In Just Marriage, Andrew Kim operates with two presuppositions. First, in sacramental marriages, there should be a presumption for endurance. Arguing against a cultural belief that marriages should be ended whenever they are not fulfilling, Kim says that Christians should stay together in almost every circumstance. However, staying together is not easy because, his second presupposition, there is a “sword between the sexes” (18). Thus, staying together means negotiating conflict.
These presuppositions lead to the primary argument of Just Marriage: just war criteria help to address conflict in marriage. For right intention, chapter 1, couples should intend forgiveness and reconciliation. For just cause, chapter 2, couples must discern the appropriate time to initiate conflict. Coupled with the right intentions, one spouse may begin a conflict to prevent a future, greater conflict. Think of this situation as one spouse addressing a problem before it builds to something worse. Before engaging in conflict, though, spouses should calculate the probability of success, discussed in chapter 3. Some disagreements may not be resolved or may not be significant enough to engage, so it would be better to forgo conflict for the sake of the overall durability of marriage.
When conflict is engaged, however, the means should be proportionate. In chapter 4, Kim notes that there are “some forms of behavior that are to be ruled out as never proportionate to the end of reconciliation” (52). These forms include physical violence. The fighting should also be discriminate, per chapter 6, so spouses do not draw children into their conflict. A conflict should be initiated only by the proper authority, per chapter 7. Here, Kim moves away from the man being the head of the marriage and so the proper authority in marital conflicts. Instead, Kim argues for a “domain-specific” (74) authority, where the spouse that is more capable in the area of conflict is the proper authority. Also in chapter 7, Kim affirms that conflict should be a last resort but warns against self-deception. Spouses can narrate a situation to highlight their innocence, their partner’s guilt, and, thereby, justify the conflict.
In the last two chapters, Kim moves beyond the just war framework for marital conflict. In chapter 8, he explores chastity.
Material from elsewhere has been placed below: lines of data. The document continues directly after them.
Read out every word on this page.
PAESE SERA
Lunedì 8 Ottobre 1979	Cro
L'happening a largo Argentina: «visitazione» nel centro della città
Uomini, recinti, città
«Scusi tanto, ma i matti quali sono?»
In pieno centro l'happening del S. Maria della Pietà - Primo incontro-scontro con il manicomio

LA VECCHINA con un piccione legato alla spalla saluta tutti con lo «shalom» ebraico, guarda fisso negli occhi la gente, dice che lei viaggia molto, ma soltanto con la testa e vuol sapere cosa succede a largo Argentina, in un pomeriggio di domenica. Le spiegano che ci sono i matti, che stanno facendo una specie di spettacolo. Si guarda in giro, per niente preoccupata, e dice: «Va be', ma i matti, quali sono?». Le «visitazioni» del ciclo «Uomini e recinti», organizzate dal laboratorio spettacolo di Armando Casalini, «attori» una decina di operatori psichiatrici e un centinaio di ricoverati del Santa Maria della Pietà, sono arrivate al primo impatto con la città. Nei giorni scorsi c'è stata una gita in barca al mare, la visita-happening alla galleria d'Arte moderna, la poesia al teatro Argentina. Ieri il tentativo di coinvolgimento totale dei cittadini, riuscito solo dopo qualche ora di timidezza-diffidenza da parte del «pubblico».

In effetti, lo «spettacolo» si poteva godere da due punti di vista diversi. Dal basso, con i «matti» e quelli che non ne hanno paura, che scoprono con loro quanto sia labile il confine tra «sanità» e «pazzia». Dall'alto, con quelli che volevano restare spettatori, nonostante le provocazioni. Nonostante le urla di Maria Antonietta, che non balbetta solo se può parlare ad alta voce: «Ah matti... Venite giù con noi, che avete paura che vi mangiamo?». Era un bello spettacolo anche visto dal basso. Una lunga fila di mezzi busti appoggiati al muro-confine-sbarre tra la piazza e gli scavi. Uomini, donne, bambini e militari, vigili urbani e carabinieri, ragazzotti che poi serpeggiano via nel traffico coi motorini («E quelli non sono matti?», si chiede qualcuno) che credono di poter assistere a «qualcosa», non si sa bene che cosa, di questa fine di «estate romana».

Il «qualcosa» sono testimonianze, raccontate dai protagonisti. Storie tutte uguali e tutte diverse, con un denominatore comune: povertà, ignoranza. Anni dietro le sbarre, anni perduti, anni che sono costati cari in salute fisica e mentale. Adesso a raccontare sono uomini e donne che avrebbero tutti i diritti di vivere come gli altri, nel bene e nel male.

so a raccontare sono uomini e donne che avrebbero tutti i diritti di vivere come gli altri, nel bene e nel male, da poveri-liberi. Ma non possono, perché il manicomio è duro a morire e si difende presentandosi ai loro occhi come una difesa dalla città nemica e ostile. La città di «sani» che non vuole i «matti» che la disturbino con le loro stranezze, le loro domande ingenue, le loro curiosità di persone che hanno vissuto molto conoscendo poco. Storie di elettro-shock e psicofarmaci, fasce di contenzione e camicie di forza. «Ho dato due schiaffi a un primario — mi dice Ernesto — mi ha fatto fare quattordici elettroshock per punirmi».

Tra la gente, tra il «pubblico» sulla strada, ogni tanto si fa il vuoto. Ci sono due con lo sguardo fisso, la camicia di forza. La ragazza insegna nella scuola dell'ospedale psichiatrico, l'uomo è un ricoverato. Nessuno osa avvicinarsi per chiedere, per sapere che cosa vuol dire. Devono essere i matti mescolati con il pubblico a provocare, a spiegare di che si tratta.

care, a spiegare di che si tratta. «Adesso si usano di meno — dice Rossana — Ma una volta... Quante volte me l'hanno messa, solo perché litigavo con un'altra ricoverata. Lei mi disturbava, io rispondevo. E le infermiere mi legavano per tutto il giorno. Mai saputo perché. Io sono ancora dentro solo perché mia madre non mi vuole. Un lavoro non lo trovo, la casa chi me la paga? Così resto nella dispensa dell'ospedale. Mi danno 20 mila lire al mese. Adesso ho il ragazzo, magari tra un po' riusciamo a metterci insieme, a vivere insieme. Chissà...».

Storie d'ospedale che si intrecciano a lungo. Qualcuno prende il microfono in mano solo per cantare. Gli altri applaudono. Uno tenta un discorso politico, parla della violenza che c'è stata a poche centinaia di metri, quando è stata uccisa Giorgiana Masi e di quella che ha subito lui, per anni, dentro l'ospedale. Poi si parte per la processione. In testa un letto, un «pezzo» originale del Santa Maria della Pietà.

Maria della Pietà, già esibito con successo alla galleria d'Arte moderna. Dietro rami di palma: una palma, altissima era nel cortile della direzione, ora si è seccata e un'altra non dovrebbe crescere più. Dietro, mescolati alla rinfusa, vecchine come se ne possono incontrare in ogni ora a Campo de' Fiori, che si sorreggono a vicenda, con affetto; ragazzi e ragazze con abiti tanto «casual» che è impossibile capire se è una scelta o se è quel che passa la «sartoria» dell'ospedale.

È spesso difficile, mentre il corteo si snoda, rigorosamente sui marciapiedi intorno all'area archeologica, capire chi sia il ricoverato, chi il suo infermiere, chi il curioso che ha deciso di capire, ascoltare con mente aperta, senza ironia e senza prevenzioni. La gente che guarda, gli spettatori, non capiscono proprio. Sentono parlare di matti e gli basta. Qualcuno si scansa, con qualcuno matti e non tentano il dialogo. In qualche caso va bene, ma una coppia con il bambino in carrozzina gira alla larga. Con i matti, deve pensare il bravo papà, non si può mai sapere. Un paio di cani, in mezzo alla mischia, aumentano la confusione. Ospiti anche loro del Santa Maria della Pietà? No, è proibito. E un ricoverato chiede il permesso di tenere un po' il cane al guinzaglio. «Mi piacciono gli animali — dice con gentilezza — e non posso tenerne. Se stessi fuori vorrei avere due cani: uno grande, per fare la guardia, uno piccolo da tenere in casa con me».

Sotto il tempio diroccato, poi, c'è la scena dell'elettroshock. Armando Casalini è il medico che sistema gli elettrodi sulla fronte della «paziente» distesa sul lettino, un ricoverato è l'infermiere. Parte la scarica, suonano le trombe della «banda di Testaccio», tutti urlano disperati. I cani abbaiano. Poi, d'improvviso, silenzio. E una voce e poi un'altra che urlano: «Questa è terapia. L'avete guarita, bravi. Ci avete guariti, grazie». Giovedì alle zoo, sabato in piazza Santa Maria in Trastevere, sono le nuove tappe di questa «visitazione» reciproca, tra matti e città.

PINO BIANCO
He argues that violations of chastity are, at their core, pride (94). One spouse puts their own interests above the other, and this lack of mutuality inevitably causes conflict. Kim concludes the book with an epilogue arguing that “just conflict in marriage may be thought of as a practical application of the beatitudes” (97).
In Just Marriage, Kim has taken a creative approach in applying just war criteria to marital conflict. It has two key benefits. First, it draws attention to conflict in marriage, a reality that is too often neglected by theologians. Second, it provides principles for addressing conflict and working toward reconciliation. These are important achievements. However, the approach comes with a key weakness. In utilizing a just war framework, marriage appears fundamentally conflictual. When Kim makes claims such as “falling in love is a kind of conflict” (18) and “marriage is not a place for pacifism” (47), one must ask, Why would one want to get married in the first place? And why would Christians understand marriage as an image of God’s love for humanity? Thus, the value of Just Marriage is as a resource for theologians who can take up its insights on marital conflict and integrate them into a broader theology of marriage and family.